You can get the template code at GitHub.

The challenge

Here's another cool project I have done as a part of the Udacity's self-driving car program. There were two problems solve. The first one was to find the lane lines and compute some of their properties. The second one was to detect and draw bounding boxes around nearby vehicles. Here's the result I got:

Detecting lane lines and vehicules

Detecting lanes

The first thing I do after correcting for camera lens distortion is applying a combination of Sobel operators and color thresholding to get an image of edges. This operation makes lines more pronounced and therefore much easier to detect.

Edges
Edges

I then get a birds-eye view of the scene by applying a perspective transform and produce a histogram of all the white pixels located in the bottom half of the image. The peaks in this histogram indicate the presence of mostly vertical lines, which is what we're looking for. I detect all these lines by using a sliding window search. I start at the bottom of the image and move towards the top adjusting the horizontal position of each successive window to the average of the x coordinate of all the pixels contained in the previous one. Finally, I fit a parabola to all these pixels. Out of all the candidates detected this way, I select a pair that is the closest to being parallel and is roughly in the place where a lane line would be expected.

The orange area in the picture below visualizes the histogram, and the red boxes with blue numbers in them indicate the positions of the peaks found by the find_peaks_cwt function from scipy.

Bird's eye view - histogram search
Bird's eye view - histogram search

Once I have found the lanes in one video frame, locating them in the next one is much simpler - their position did not change by very much. I just take all the pixels from a close vicinity of the previous detection and fit a new polynomial to them. The green area in the image below denotes the search range, and the blue lines are the newly fitted polynomials.

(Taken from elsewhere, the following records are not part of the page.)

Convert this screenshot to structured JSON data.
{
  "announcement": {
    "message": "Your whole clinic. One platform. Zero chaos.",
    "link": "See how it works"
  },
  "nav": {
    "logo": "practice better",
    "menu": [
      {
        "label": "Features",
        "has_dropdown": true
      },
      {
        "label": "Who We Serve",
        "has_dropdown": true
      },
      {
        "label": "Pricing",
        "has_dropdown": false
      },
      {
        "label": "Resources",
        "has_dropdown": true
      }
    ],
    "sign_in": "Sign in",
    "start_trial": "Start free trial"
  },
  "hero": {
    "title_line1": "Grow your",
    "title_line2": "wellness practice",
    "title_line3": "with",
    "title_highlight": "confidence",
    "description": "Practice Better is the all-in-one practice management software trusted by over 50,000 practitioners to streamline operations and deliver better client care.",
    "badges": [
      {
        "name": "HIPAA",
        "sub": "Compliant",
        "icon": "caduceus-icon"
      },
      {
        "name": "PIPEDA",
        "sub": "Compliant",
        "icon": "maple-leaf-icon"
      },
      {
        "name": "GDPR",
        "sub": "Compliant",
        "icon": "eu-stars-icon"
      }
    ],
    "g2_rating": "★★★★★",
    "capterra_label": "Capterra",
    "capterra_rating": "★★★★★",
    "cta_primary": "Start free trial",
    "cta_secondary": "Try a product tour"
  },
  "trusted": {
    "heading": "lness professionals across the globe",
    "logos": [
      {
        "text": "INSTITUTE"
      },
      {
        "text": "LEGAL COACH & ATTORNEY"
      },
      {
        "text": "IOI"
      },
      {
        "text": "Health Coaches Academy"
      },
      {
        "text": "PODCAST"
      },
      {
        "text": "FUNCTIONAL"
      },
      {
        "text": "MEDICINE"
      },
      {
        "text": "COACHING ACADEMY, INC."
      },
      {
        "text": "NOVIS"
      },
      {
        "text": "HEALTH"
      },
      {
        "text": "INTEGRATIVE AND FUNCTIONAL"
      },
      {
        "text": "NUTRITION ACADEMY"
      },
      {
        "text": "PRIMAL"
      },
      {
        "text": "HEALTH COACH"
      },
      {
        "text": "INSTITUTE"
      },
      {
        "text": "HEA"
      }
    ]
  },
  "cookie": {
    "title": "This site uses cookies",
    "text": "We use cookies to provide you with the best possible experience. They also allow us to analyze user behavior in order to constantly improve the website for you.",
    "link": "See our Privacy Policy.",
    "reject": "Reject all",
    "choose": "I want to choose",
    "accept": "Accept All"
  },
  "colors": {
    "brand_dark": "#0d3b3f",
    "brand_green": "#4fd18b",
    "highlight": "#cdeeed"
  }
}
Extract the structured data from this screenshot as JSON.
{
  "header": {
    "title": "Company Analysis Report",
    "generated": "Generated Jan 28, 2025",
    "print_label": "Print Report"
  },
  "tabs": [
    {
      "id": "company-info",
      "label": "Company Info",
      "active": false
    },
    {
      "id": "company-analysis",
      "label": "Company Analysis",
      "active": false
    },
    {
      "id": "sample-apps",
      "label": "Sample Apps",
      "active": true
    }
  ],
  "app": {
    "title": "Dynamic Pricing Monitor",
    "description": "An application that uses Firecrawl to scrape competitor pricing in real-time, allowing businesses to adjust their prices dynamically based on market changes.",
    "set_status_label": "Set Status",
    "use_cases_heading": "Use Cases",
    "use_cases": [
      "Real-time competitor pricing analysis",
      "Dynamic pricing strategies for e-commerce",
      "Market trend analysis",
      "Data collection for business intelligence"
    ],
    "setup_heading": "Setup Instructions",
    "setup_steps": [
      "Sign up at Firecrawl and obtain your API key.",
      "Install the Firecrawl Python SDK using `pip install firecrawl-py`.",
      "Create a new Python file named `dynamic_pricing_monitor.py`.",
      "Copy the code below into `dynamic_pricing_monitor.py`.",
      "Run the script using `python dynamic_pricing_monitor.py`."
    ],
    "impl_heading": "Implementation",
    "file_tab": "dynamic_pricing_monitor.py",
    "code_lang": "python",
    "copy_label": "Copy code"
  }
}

Bird's eye view - vicinity search
Bird's eye view - vicinity search

I then use the equations of the parabolas to calculate the curvature. The program that produced the video above uses cross-frame averaging to make the lines smoother and to vet new detections in successive video frames.

Vehicle detection

I detect cars by dividing the image into a bunch of overlapping tiles of varying sizes and running each tile through a classifier to check if it contains a car or a fraction of a car. In this particular solution, I used a linear support vector machine (LinearSVC from sklearn). I also wrapped it in a CalibratedClassifierCV to get a measure of confidence. I rejected predictions of cars that were less than 85% certain. The classifier trained on data harvested from the GTI, KITTI, and Udacity datasets from which I collected around 25 times more background samples than cars to limit the occurrences of false-positive detections.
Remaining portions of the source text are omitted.